Il “semestre filtro” per l’accesso a Medicina, introdotto dalla riforma voluta dalla ministra Anna Maria Bernini, continua a far discutere e a dividere. A dare voce al malessere di molti studenti è Leonardo Dimola, diventato noto dopo aver contestato pubblicamente la ministra durante l’evento di Atreju. La sua, come spiegato ai microfoni di Newzgen, non è una protesta isolata, ma il riflesso di una tensione diffusa tra migliaia di ragazzi che, dopo mesi di studio, temono di aver investito tempo ed energie senza alcuna garanzia.
Cos’è davvero il semestre filtro Medicina e perché preoccupa gli studenti
Il nuovo sistema posticipa di fatto il numero chiuso: gli aspiranti medici frequentano un primo periodo di lezioni e poi affrontano tre esami a crocette su materie fondamentali. Il problema, racconta Dimola, nasce subito: lezioni in condizioni precarie, materiali di preparazione carenti e nessun esempio ufficiale di prova. Ma la criticità più forte riguarda le conseguenze di un singolo errore: chi non raggiunge il 18/30 anche in una sola prova perde l’intero anno accademico, senza poter accedere nemmeno ai corsi affini.
Secondo lo studente, questo meccanismo annulla di colpo mesi di lavoro e sacrifici economici, trasformando il semestre filtro in una sorta di “lotteria” più che in uno strumento di selezione equa.

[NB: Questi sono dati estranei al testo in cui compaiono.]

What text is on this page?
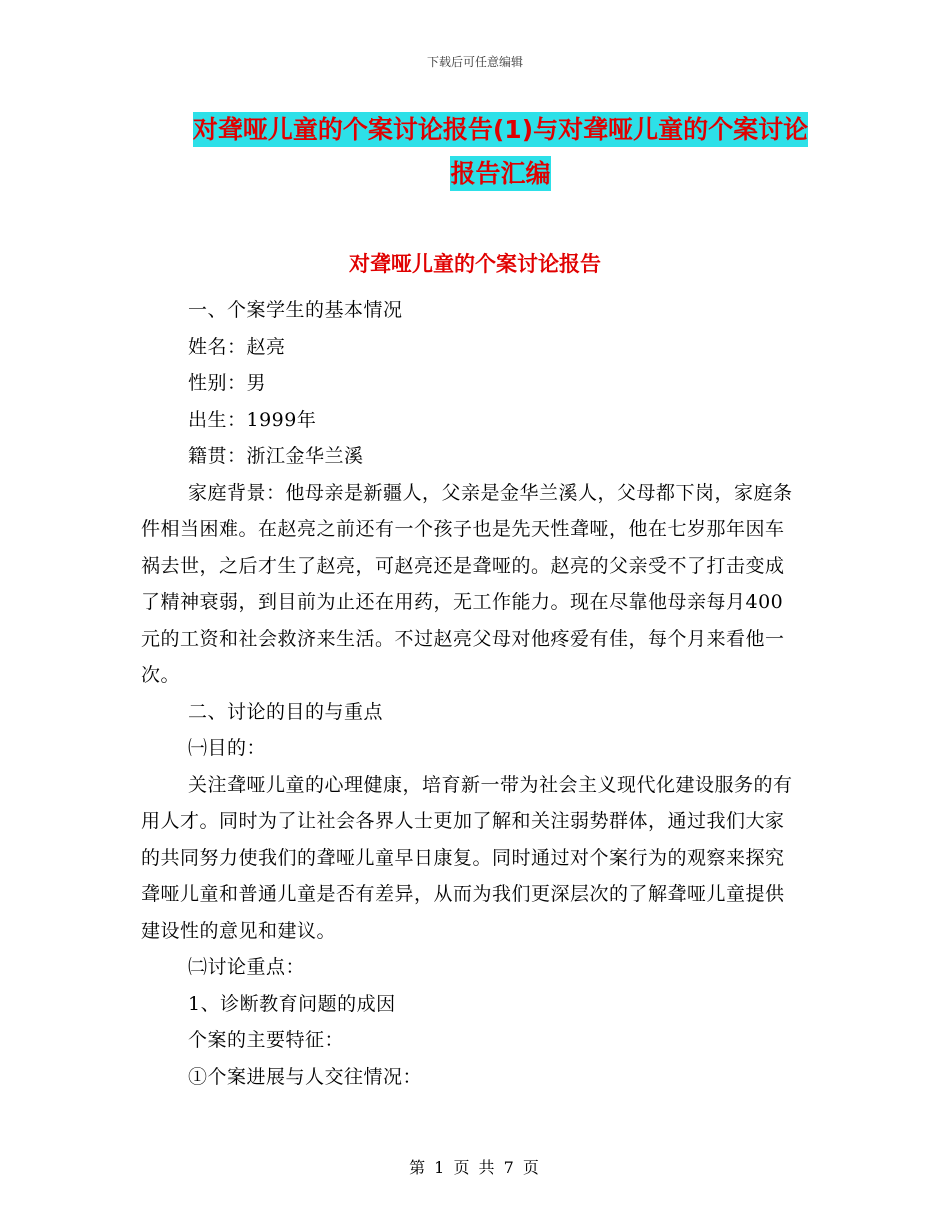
下载后可任意编辑
对聋哑儿童的个案讨论报告(1)与对聋哑儿童的个案讨论报告汇编
对聋哑儿童的个案讨论报告

一、个案学生的基本情况

姓名：赵亮

性别：男

出生：1999年

籍贯：浙江金华兰溪

家庭背景：他母亲是新疆人，父亲是金华兰溪人，父母都下岗，家庭条件相当困难。在赵亮之前还有一个孩子也是先天性聋哑，他在七岁那年因车祸去世，之后才生了赵亮，可赵亮还是聋哑的。赵亮的父亲受不了打击变成了精神衰弱，到目前为止还在用药，无工作能力。现在尽靠他母亲每月400元的工资和社会救济来生活。不过赵亮父母对他疼爱有佳，每个月来看他一次。

二、讨论的目的与重点

㈠目的：

关注聋哑儿童的心理健康，培育新一带为社会主义现代化建设服务的有用人才。同时为了让社会各界人士更加了解和关注弱势群体，通过我们大家的共同努力使我们的聋哑儿童早日康复。同时通过对个案行为的观察来探究聋哑儿童和普通儿童是否有差异，从而为我们更深层次的了解聋哑儿童提供建设性的意见和建议。

㈡讨论重点：

1、诊断教育问题的成因

个案的主要特征：

①个案进展与人交往情况：

第 1 页 共 7 页
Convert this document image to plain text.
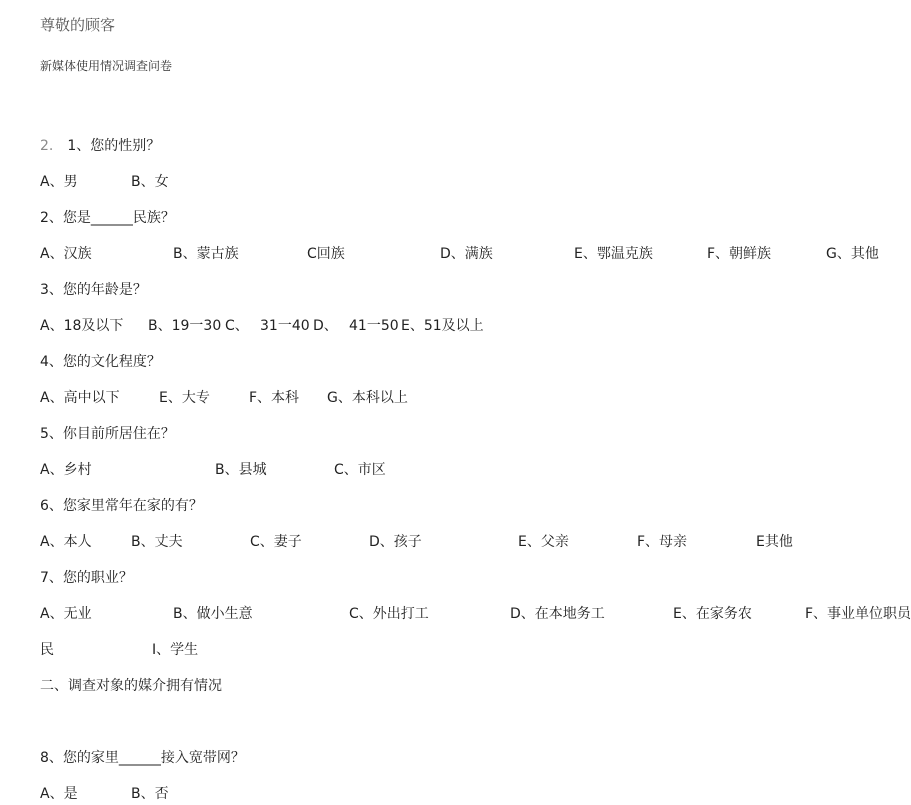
尊敬的顾客
新媒体使用情况调查问卷
2. 1、您的性别？
A、男	B、女
2、您是______民族？
A、汉族	B、蒙古族	C回族	D、满族	E、鄂温克族	F、朝鲜族	G、其他
3、您的年龄是？
A、18及以下 B、19一30 C、 31一40 D、 41一50 E、51及以上
4、您的文化程度？
A、高中以下	E、大专	F、本科 G、本科以上
5、你目前所居住在？
A、乡村	B、县城	C、市区
6、您家里常年在家的有？
A、本人	B、丈夫	C、妻子	D、孩子	E、父亲	F、母亲	E其他
7、您的职业？
A、无业	B、做小生意	C、外出打工	D、在本地务工	E、在家务农	F、事业单位职员
民	I、学生
二、调查对象的媒介拥有情况
8、您的家里______接入宽带网？
A、是	B、否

Il confronto con la ministra e le accuse di mancanza di chiarezza
Durante la contestazione ad Atreju, la ministra Bernini ha negato che basti un’insufficienza per perdere l’anno. Ma Dimola ribatte che nei decreti ufficiali attualmente in vigore non esiste alcuna sanatoria. L’ipotesi di un correttivo, secondo lui, sarebbe emersa solo per evitare di lasciare vuoti i posti disponibili a Medicina.
La risposta politica non ha convinto gli studenti, soprattutto quando la protesta è stata liquidata come ideologica. Per Dimola, si tratta di un modo per evitare il confronto nel merito di una riforma che incide pesantemente sulla vita di migliaia di giovani.
Lo stress psicologico: “Molti ragazzi stanno male”
Oltre agli aspetti tecnici, c’è un impatto emotivo che pesa ogni giorno. Dimola parla di stress continuo, ansia e paura di buttare via un anno, tanto che diversi studenti hanno dovuto ricorrere a un supporto psicologico. Non è lo stress dello studio in sé, ma quello dell’incertezza totale: studiare senza sapere se il percorso avrà uno sbocco reale.
Una situazione che appare paradossale in un Paese in cui il diritto allo studio è sancito dalla Costituzione, ma che nella pratica sembra trasformarsi in una penalizzazione per chi prova ad accedere a una facoltà complessa e selettiva come Medicina.
Perché la protesta è esplosa proprio ad Atreju
La scelta di contestare la ministra in pubblico non nasce dal desiderio di visibilità. Secondo Dimola, da mesi gli studenti non avevano alcun canale di dialogo con il Ministero, né tramite le rappresentanze universitarie né attraverso incontri ufficiali. La riforma, racconta, è stata varata in tempi rapidi e senza un confronto reale con chi ne sarebbe stato direttamente colpito.
L’obiettivo della protesta era semplice: chiedere alla ministra di incontrare gli studenti e ascoltare le loro richieste. Una richiesta rimasta, per ora, senza risposta concreta.
Quali alternative restano agli studenti
Le opzioni sul tavolo sono poche e tutte complicate. Si valuta un ricorso collettivo, come già avvenuto in passato, oppure l’iscrizione a facoltà affini sperando di convalidare qualche esame in futuro. In alternativa, c’è chi pensa di fermarsi o cercare un lavoro. Secondo Dimola, manca completamente una strategia di accompagnamento per chi resta escluso dal semestre filtro.
L’errore strutturale della riforma
Per lo studente, il problema di fondo è chiaro: una riforma fatta senza investimenti strutturali e senza collegare davvero università e sistema sanitario. Formare nuovi medici, sostiene, ha senso solo se il sistema è in grado di accoglierli e valorizzarli. Altrimenti, il rischio è creare un percorso selettivo che produce frustrazione invece di risposte.
Il semestre filtro, così com’è, rischia di diventare non una soluzione al numero chiuso, ma un nuovo ostacolo sul cammino di chi sogna di diventare medico. E la protesta di Leonardo Dimola potrebbe essere solo l’inizio.